Es sind große Namen dabei, wie Henri Matisse, August Macke, Emil Nolde oder Egon Schiele und es sind zauberhafte Werke zum Verlieben dabei. Zum Erwerb fehlt mir das nötige Kleingeld und es steht zu Vermuten, dass die Besitzer dieser wunderbaren Werke sich aktuell nicht davon trennen wollen würden. Denn es sind Künstler von Weltruhm und in dieser besonderen Kuratierung einzigartige Werke zu sehen.

Stille am See, dem Meer und auf dem Balkon

Wolfs wurde von Emil Noldes Sonnenuntergang am Meer in den Bann gezogen, mein Sohn verfiel der schönen Strandbesucherin von Max Beckmann und ich mochte die totale Reduzierung des Meeres von Helen Frankenthaler und Nicolas de Staël. Wenn ihr diese Ausstellung noch nicht gesehen habt, holt es schnellstmöglich nach. Ein herzliches Dankeschön auch an Sonja Still, Kulturjournalistin und Presseverantwortliche des Olaf Gulbransson Museums für die Gelegenheit, das Museum kostenfrei besichtigen zu dürfen. Und als Geburtstagskind durfte ich mir noch eine Karte aussuchen: natürlich Nicolas de Staëls Marseille – selten habe ich ein so eindringliches und hypnotisierendes Blau gesehen wie in diesem Bild.

Als wir mittags aus dem Museum in die gleißende Sonne traten, wurden wir nicht nur vom Licht, sondern auch von touristischen Menschenströmen geblendet.

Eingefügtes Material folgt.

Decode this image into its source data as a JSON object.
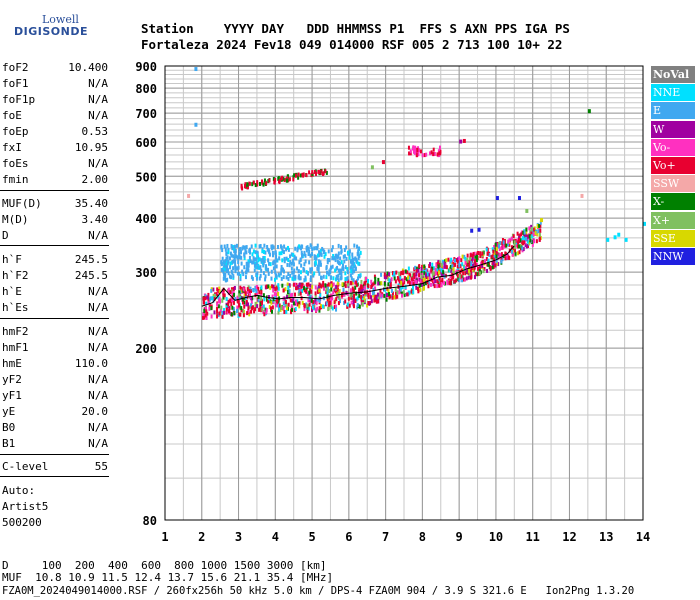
{
  "logo": {
    "line1": "Lowell",
    "line2": "DIGISONDE"
  },
  "header": {
    "labels": "Station    YYYY DAY   DDD HHMMSS P1  FFS S AXN PPS IGA PS",
    "values": "Fortaleza 2024 Fev18 049 014000 RSF 005 2 713 100 10+ 22"
  },
  "params": [
    {
      "label": "foF2",
      "value": "10.400"
    },
    {
      "label": "foF1",
      "value": "N/A"
    },
    {
      "label": "foF1p",
      "value": "N/A"
    },
    {
      "label": "foE",
      "value": "N/A"
    },
    {
      "label": "foEp",
      "value": "0.53"
    },
    {
      "label": "fxI",
      "value": "10.95"
    },
    {
      "label": "foEs",
      "value": "N/A"
    },
    {
      "label": "fmin",
      "value": "2.00"
    },
    {
      "label": "MUF(D)",
      "value": "35.40"
    },
    {
      "label": "M(D)",
      "value": "3.40"
    },
    {
      "label": "D",
      "value": "N/A"
    },
    {
      "label": "h`F",
      "value": "245.5"
    },
    {
      "label": "h`F2",
      "value": "245.5"
    },
    {
      "label": "h`E",
      "value": "N/A"
    },
    {
      "label": "h`Es",
      "value": "N/A"
    },
    {
      "label": "hmF2",
      "value": "N/A"
    },
    {
      "label": "hmF1",
      "value": "N/A"
    },
    {
      "label": "hmE",
      "value": "110.0"
    },
    {
      "label": "yF2",
      "value": "N/A"
    },
    {
      "label": "yF1",
      "value": "N/A"
    },
    {
      "label": "yE",
      "value": "20.0"
    },
    {
      "label": "B0",
      "value": "N/A"
    },
    {
      "label": "B1",
      "value": "N/A"
    },
    {
      "label": "C-level",
      "value": "55"
    }
  ],
  "auto": {
    "line1": "Auto:",
    "line2": "Artist5",
    "line3": "500200"
  },
  "legend": [
    {
      "label": "NoVal",
      "color": "#808080"
    },
    {
      "label": "NNE",
      "color": "#00e0ff"
    },
    {
      "label": "E",
      "color": "#40a8f0"
    },
    {
      "label": "W",
      "color": "#a000a0"
    },
    {
      "label": "Vo-",
      "color": "#ff30c0"
    },
    {
      "label": "Vo+",
      "color": "#e80030"
    },
    {
      "label": "SSW",
      "color": "#f4a8a8"
    },
    {
      "label": "X-",
      "color": "#008000"
    },
    {
      "label": "X+",
      "color": "#80c060"
    },
    {
      "label": "SSE",
      "color": "#d8d800"
    },
    {
      "label": "NNW",
      "color": "#2020e0"
    }
  ],
  "chart_data": {
    "type": "scatter",
    "title": "",
    "xlabel": "",
    "ylabel": "",
    "xlim": [
      1,
      14
    ],
    "ylim": [
      80,
      900
    ],
    "y_scale": "log",
    "x_ticks": [
      1,
      2,
      3,
      4,
      5,
      6,
      7,
      8,
      9,
      10,
      11,
      12,
      13,
      14
    ],
    "y_ticks": [
      80,
      200,
      300,
      400,
      500,
      600,
      700,
      800,
      900
    ],
    "grid": true,
    "trace": {
      "name": "",
      "x": [
        2.0,
        2.3,
        2.6,
        2.9,
        3.2,
        3.5,
        3.8,
        4.1,
        4.4,
        4.8,
        5.2,
        5.6,
        6.0,
        6.5,
        7.0,
        7.5,
        8.0,
        8.4,
        8.8,
        9.2,
        9.6,
        10.0,
        10.3,
        10.5
      ],
      "y": [
        250,
        255,
        275,
        258,
        262,
        265,
        262,
        260,
        262,
        262,
        260,
        265,
        268,
        270,
        275,
        278,
        282,
        292,
        295,
        305,
        312,
        320,
        330,
        345
      ]
    }
  },
  "bottom": {
    "distance": "D     100  200  400  600  800 1000 1500 3000 [km]",
    "muf": "MUF  10.8 10.9 11.5 12.4 13.7 15.6 21.1 35.4 [MHz]",
    "file": "FZA0M_2024049014000.RSF / 260fx256h 50 kHz 5.0 km / DPS-4 FZA0M 904 / 3.9 S 321.6 E   Ion2Png 1.3.20"
  }
}
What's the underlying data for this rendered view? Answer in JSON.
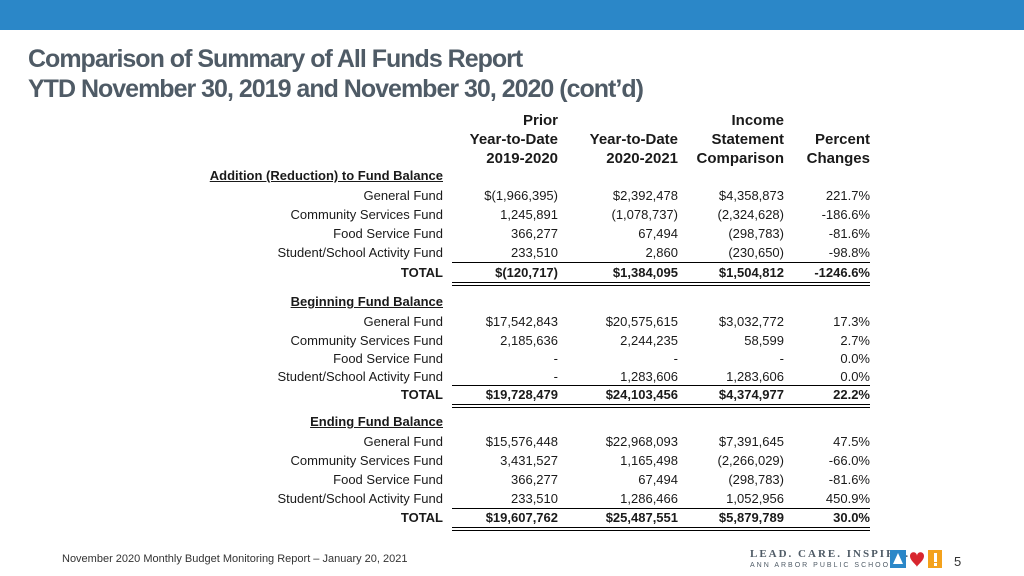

Die ursprüngliche Idee, in Tegernsee essen zu gehen, begruben wir. Ein jeder fuhr zu sich nach Hause und auch den abendlichen Plan, sich wieder zum Essen wieder zu treffen, verwarfen wir. Luxus ist, keine Pläne erfüllen zu müssen, sondern nach innerer Lust und Freude entscheiden zu können.

Und so endete der Geburtstag mit dem großen Luxus, ihn in Ruhe samt herzhafter Brotzeit auf dem heimischen Balkon abschließend feiern zu können.